Alina Bethia Farrah war ein durch und durch wahrheitsliebender Mensch. Und genau aus dem Grund glich ihr Innenleben momentan einer Achterbahn der Gefühle. Sie hasste es, sich zu verstellen, und verabscheute sich für das, was sie vorhatte. Aber ihr blieb keine andere Wahl. Schließlich hatte sie ihrer Zwillingsschwester Adina versprochen, für kurze Zeit die Rollen zu tauschen und sich an Adinas Stelle mit Malik Hourani, dem Kronprinzen von Bha’Khar, zu treffen.

Noch nie hatte sie ihrer Schwester eine Bitte abgeschlagen.

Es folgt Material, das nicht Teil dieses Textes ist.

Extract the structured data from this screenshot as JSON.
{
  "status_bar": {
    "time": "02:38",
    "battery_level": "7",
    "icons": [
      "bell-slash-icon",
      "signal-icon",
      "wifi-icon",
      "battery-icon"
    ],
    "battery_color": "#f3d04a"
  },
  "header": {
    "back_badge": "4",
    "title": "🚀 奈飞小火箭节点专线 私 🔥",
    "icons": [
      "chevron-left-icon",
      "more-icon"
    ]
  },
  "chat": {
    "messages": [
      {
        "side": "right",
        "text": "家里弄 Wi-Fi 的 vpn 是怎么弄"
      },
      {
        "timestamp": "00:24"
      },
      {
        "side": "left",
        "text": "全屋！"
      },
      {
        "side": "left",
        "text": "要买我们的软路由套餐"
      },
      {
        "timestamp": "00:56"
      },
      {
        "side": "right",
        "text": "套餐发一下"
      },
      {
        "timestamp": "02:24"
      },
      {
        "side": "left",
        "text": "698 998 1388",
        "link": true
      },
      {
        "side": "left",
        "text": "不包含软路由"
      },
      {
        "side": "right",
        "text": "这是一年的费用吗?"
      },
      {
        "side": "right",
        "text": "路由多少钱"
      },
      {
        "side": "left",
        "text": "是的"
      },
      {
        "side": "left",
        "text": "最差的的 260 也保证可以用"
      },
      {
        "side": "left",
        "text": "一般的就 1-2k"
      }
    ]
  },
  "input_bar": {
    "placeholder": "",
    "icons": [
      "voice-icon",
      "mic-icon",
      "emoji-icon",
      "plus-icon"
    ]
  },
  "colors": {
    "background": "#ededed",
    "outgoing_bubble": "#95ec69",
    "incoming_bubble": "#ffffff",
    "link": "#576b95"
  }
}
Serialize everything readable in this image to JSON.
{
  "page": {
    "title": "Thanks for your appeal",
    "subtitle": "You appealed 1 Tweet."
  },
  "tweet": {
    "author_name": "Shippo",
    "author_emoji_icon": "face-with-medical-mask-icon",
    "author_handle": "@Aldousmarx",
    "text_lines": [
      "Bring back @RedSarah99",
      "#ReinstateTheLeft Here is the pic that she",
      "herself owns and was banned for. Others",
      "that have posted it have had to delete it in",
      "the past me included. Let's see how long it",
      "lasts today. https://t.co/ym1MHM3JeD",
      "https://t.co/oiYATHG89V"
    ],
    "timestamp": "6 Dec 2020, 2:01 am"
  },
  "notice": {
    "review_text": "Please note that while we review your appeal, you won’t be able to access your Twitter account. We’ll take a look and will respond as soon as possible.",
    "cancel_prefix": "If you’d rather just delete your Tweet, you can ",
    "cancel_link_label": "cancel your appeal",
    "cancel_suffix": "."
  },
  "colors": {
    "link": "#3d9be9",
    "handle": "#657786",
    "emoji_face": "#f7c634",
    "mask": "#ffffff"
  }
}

Adina war der einzige Mensch, auf den Beth sich verlassen konnte und der sie liebte.

Doch als sie jetzt in der überaus prunkvollen Suite des Palastes saß und darauf wartete, den Prinzen kennenzulernen, wurde ihr bewusst, wie ungeheuerlich ihr Vorhaben war. Während sie ihre Koffer betrachtete, die auf dem wunderschönen Marmorfußboden aufgereiht waren, war ihr völlig klar, dass die Entscheidung falsch war, die sie aus sicherer Entfernung in ihrem Apartment in Los Angeles getroffen hatte.

Adina wollte den Scheich nicht heiraten, zumindest noch nicht. Sie brauchte noch etwas Zeit, um sich darüber klar zu werden, was sie wirklich wollte. Deshalb war Beth hier in Bha’Khar und gab sich für ihre Schwester aus.

Addie war genau zwei Minuten vor Beth zur Welt gekommen, und ihr Vater, der Botschafter seines Landes in den Vereinigten Staaten, hatte mit dem König von Bha’Khar vereinbart, dass seine erstgeborene Tochter eines Tages den Kronprinzen heiraten sollte. Addie war jedoch hin- und hergerissen und konnte sich nicht entscheiden, ob sie sich ihrem Vater, den sie sehr liebte, widersetzen oder einen Mann heiraten sollte, den sie gar nicht kannte. Beide Möglichkeiten machten ihr Angst, und dass sie vor Kurzem einen Mann kennengelernt hatte, den sie sehr gernhatte, kam erschwerend hinzu und machte alles noch komplizierter.

Seit ihrer Volljährigkeit vor einigen Jahren hoffte sie, der Scheich hätte die Vereinbarung vergessen oder ignoriere sie. Doch vor wenigen Wochen war er darauf zurückgekommen und hatte sie gebeten, nach Bha’Khar zu kommen, um die Hochzeit vorzubereiten. Völlig hilflos und ratlos hatte sie Beth angefleht, ihr zu helfen und die Sache für sie zu regeln.

Beth war eine sehr lebhafte, kontaktfreudige und ausgesprochen ehrliche junge Frau. Schon als Kind hatte sie sich oft für ihre zurückhaltende und introvertierte Zwillingsschwester ausgegeben, um sie zu behüten und zu beschützen, wenn diese etwas angestellt und Angst vor der Strafe hatte. Doch jetzt ging es um etwas sehr viel Wichtigeres, und es konnte schwerwiegende Folgen haben, wenn der Schwindel aufflog.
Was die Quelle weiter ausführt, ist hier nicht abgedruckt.